Four days after realizing that the metal detectors were themselves a ticking time bomb, the prime minister was still signaling business as usual. In Netanyahu-speak, that means the world should be doing business with Israel as if it were not an occupying power. At a July 19 meeting in Budapest with the leaders of Hungary, Poland, Slovakia and the Czech Republic, Netanyahu reprimanded the European Union, that “crazy” group that “conditions the relations with Israel … on political conditions. The only ones!” This is unlike China, India, Russia and African states, he remarked, and even the Arabs, “who talk to us about technology and all the other things that we’re discussing here.”

In other words, support for the Palestinian struggle against occupation, even using the economic tools of the Boycott, Disinvestment, Sanctions (BDS) movement, are not in the interest of any sane state. Netanyahu did not tell his four distinguished interlocutors that for two years, China put off signing an agreement to provide Israel with thousands of migrant laborers and only signed it after receiving assurances that no Chinese workers would have to cross the Green Line into occupied territory. Similarly, the prime minister probably forgot that Israel has a hard time convincing foreign investors, including Chinese ones, to bid for construction of Jerusalem’s second light rail system because its planned route goes through territory that Israel captured in 1967.

Israelis cheered on July 18 when Radiohead performed at Tel Aviv’s Yarkon Park. The cheering was interlaced with malicious joy at singer and musician Roger Waters’ failure to convince the band’s lead singer, Thom Yorke, to boycott Israel. How many of the 50,000 concertgoers know that the Israeli Egged Bus Systems lost a bid in May to operate a bus system in the Netherlands worth 190 million euros ($221 million) over 10 years? BDS activists presented evidence showing that the company’s owners operate bus routes in the occupied territories and separate Israeli and Palestinian passengers.

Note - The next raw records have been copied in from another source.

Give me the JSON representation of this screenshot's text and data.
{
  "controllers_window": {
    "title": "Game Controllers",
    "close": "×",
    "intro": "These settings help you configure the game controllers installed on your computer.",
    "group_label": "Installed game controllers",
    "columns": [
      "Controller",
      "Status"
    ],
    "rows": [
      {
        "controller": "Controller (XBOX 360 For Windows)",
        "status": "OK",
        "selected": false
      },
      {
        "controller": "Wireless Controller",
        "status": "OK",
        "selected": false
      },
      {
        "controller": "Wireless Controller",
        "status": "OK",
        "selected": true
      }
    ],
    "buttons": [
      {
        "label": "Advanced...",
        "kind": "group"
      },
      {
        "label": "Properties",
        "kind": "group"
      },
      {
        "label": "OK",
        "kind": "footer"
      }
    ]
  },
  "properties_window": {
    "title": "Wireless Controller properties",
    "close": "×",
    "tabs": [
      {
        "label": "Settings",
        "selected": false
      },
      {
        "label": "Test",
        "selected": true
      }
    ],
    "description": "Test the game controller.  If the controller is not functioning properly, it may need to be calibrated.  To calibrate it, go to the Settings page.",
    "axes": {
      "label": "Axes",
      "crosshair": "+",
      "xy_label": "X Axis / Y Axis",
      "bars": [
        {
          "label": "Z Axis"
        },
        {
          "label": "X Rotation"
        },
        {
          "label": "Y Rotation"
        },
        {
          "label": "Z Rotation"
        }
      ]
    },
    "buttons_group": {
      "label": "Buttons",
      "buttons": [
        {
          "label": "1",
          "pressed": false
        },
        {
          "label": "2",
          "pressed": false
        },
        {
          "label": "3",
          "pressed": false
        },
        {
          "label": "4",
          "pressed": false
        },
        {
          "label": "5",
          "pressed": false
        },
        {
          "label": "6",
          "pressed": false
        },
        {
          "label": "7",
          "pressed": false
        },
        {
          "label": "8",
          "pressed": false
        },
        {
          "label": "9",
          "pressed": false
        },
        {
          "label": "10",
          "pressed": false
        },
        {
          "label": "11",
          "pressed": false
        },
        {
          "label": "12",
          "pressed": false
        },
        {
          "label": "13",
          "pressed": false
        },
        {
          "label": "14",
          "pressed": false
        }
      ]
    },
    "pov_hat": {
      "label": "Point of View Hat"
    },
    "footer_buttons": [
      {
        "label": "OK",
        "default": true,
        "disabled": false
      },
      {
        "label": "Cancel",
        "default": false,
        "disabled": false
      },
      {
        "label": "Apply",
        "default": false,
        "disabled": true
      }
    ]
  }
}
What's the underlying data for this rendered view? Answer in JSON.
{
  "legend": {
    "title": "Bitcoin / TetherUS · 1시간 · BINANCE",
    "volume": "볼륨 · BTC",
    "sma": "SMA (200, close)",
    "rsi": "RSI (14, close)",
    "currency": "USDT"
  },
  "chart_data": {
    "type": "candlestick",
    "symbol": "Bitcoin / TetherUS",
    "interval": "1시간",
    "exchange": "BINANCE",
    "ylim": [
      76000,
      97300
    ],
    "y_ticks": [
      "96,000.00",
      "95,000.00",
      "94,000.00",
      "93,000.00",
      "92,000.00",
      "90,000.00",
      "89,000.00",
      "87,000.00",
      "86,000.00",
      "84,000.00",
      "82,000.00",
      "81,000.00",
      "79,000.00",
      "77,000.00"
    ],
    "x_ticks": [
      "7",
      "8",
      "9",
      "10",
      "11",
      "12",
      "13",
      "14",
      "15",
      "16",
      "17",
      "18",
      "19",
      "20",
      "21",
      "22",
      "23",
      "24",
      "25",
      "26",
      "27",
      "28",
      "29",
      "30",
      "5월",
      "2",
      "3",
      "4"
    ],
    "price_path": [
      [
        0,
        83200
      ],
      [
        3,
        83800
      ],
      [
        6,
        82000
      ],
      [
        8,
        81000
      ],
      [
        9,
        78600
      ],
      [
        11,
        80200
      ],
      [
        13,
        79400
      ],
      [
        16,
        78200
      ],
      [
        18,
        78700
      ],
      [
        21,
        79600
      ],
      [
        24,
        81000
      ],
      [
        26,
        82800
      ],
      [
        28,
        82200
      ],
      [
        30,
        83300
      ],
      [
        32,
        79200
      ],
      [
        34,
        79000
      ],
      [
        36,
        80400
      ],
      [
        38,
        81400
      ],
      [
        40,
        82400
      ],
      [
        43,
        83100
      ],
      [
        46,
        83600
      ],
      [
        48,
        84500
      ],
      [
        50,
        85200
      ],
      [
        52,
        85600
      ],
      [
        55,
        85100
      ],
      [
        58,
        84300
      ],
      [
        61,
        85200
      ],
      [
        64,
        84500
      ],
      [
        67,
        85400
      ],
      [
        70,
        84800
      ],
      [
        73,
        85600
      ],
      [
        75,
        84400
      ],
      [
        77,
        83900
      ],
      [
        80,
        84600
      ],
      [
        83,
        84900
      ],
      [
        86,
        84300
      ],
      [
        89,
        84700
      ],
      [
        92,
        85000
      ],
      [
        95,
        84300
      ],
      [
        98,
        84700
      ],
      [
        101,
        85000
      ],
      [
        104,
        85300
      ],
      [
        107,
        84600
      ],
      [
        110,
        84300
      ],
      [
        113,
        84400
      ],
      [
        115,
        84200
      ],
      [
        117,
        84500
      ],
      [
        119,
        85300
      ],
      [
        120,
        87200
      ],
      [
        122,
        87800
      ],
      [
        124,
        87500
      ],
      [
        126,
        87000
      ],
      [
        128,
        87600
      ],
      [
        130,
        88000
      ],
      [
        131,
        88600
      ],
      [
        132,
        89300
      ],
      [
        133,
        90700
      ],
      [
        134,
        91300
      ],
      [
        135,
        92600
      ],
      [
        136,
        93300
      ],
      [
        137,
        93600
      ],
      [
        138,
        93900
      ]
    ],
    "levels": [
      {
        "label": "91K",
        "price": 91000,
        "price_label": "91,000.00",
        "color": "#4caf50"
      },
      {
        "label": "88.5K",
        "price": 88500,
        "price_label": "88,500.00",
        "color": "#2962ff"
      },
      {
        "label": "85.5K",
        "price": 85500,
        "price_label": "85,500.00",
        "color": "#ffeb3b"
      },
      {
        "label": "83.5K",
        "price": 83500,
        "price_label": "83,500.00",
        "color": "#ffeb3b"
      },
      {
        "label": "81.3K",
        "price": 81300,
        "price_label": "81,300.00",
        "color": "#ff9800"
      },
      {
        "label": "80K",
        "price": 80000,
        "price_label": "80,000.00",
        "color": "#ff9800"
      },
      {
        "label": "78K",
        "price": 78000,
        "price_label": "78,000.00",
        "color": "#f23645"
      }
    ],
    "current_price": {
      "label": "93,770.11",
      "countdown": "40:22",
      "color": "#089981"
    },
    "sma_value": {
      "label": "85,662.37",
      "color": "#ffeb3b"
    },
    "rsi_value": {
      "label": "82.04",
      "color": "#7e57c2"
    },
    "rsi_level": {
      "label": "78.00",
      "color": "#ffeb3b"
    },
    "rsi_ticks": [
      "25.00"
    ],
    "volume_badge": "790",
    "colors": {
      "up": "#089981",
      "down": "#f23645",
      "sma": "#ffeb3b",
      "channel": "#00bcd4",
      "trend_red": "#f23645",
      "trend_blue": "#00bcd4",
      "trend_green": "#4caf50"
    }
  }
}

Israel’s foreign trade figures suggest that the economic boycott has not hurt Israel’s economy and the well-being of its residents. From time to time, however, symptoms of leprosy show up. Thus, for example, the drinks maker SodaStream moved its plant from the West Bank to sovereign Israeli territory. The Belgian airliner Brussels Airlines, which operates 46 aircraft and two daily flights from Israel, decided last year to remove Achva, the Israel halva snack, from its menu after learning that it was made in the West Bank (but has since reinstated it). Associations of teachers and lecturers in Europe have cut ties with their Israeli counterparts.

During Netanyahu's talks in Budapest, the prime minister said, “[Israel is] part of the European culture. Europe ends in Israel. East of Israel there’s no more Europe.” At the same press meeting, he also reprimanded the EU, stating, “I think Europe has to decide if it wants to live and thrive or if it wants to shrivel and disappear.” Well, Europe decided 37 years ago in its Venice Declaration that it wants to promote the end of the Israeli occupation, including of East Jerusalem. All recent US administrations have also tried to push forward a two-state solution.

If Israel wants to thrive as a Jewish and democratic state, its leaders must understand that they live in a volatile, Muslim Middle East. If it wants to be part of European culture, it has to put an end to the occupation and rein in the pyromaniacs who have settled around the Cabinet table and occupy the benches of the Knesset.